An Example of noweb

Norman Ramsey
Dept. of Computer Science, Princeton University
Princeton, NJ 08544

Introduction
Counting words
Index

Introduction

The following short program illustrates the use of noweb, a low-tech tool for literate programming. The purpose of the program is to provide a basis for comparing WEB and noweb, so I have used a program that has been published before; the text, code, and presentation are taken from Chapter 12 of D. E. Knuth, Literate Programming (volume 27 of Center for the Study of Language and Information Lecture Notes, Stanford Univ., 1992).

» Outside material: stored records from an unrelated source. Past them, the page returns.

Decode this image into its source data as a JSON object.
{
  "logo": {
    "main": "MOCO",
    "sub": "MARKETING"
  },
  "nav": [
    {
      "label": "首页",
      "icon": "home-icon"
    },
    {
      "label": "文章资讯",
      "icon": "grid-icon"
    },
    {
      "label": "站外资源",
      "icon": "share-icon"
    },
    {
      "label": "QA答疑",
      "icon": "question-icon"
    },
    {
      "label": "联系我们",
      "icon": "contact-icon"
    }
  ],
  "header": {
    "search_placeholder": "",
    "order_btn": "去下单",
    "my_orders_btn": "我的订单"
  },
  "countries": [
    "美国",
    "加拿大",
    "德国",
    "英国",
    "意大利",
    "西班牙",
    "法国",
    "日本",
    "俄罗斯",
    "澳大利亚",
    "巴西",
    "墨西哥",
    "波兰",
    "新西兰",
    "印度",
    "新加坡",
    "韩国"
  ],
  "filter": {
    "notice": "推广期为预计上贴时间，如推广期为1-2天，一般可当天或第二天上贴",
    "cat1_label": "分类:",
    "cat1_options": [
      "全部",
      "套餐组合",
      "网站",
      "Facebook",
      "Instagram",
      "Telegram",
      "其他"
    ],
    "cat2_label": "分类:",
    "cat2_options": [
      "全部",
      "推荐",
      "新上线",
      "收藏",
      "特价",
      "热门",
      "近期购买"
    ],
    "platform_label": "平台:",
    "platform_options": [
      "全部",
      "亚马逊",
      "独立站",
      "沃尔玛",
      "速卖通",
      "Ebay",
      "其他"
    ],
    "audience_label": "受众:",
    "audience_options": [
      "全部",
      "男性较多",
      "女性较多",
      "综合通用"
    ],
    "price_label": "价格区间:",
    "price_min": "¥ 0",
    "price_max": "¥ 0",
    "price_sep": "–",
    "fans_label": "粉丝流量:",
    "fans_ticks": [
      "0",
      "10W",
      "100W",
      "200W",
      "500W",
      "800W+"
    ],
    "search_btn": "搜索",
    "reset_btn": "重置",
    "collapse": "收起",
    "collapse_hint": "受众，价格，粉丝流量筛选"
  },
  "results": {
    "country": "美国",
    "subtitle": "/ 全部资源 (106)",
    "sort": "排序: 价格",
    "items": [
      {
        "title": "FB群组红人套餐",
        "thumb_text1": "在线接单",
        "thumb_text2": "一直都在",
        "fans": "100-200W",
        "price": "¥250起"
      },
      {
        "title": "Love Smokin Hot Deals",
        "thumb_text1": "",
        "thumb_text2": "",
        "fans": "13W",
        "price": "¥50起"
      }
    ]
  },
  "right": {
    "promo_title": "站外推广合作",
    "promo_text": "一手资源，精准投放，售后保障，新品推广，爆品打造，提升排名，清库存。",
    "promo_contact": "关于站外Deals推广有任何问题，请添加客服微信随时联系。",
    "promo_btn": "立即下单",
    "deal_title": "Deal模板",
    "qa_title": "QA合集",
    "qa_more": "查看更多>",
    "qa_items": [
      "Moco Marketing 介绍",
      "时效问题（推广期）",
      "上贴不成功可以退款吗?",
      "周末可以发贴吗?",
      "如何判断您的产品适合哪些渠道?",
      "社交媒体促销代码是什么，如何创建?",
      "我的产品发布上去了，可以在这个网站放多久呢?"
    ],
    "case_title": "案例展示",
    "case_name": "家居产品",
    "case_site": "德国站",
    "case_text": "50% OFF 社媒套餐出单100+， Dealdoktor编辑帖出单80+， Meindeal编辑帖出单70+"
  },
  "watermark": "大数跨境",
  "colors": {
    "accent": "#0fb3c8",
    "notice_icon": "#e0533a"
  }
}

The notable differences are:

When displaying source code, noweb uses different typography. In particular, WEB makes good use of multiple fonts and the ablity to typeset mathematics, and it may use mathematical symbols in place of C symbols (e.g. a logical ``and'' symbol for ``&&''). noweb uses a single fixed-width font for code.
noweb can work with HTML, and I have used HTML in this example.
noweb has no numbered ``sections.'' When cross-referencing is needed, noweb uses hypertext links or page numbers.
noweb has no special support for macros. In the sample program, I have used a ``Definitions'' chunk to hold macro definitions.
noweb's index of identifiers is less accurate than WEB's, because it uses a language-independent heuristic to find identifiers. This heuristic may erroneously find ``uses'' of identifiers in string literals or comments. Although noweb does have a language-dependent algorithm for finding definitions of identifiers, that algorithm is less reliable than CWEB's, because noweb does not really parse C code.
The CWEB version of this program has semicolons following most uses of <...>. WEB needs the semicolon or its equivalent to make its prettyprinting come out right. Because it does not attempt prettyprinting, noweb needs no semicolons.

Counting words

This example, based on a program by Klaus Guntermann and Joachim Schrod (`WEB adapted to C.' TUGboat 7(3):134-7, Oct. 1986) and a program by Silvio Levy and D. E. Knuth (Ch. 12 of Literate Programming), presents the ``word count'' program from Unix, rewritten in noweb to demonstrate literate programming using noweb. The level of detail in this document is intentionally high, for didactic purposes; many of the things spelled out here don't need to be explained in other programs.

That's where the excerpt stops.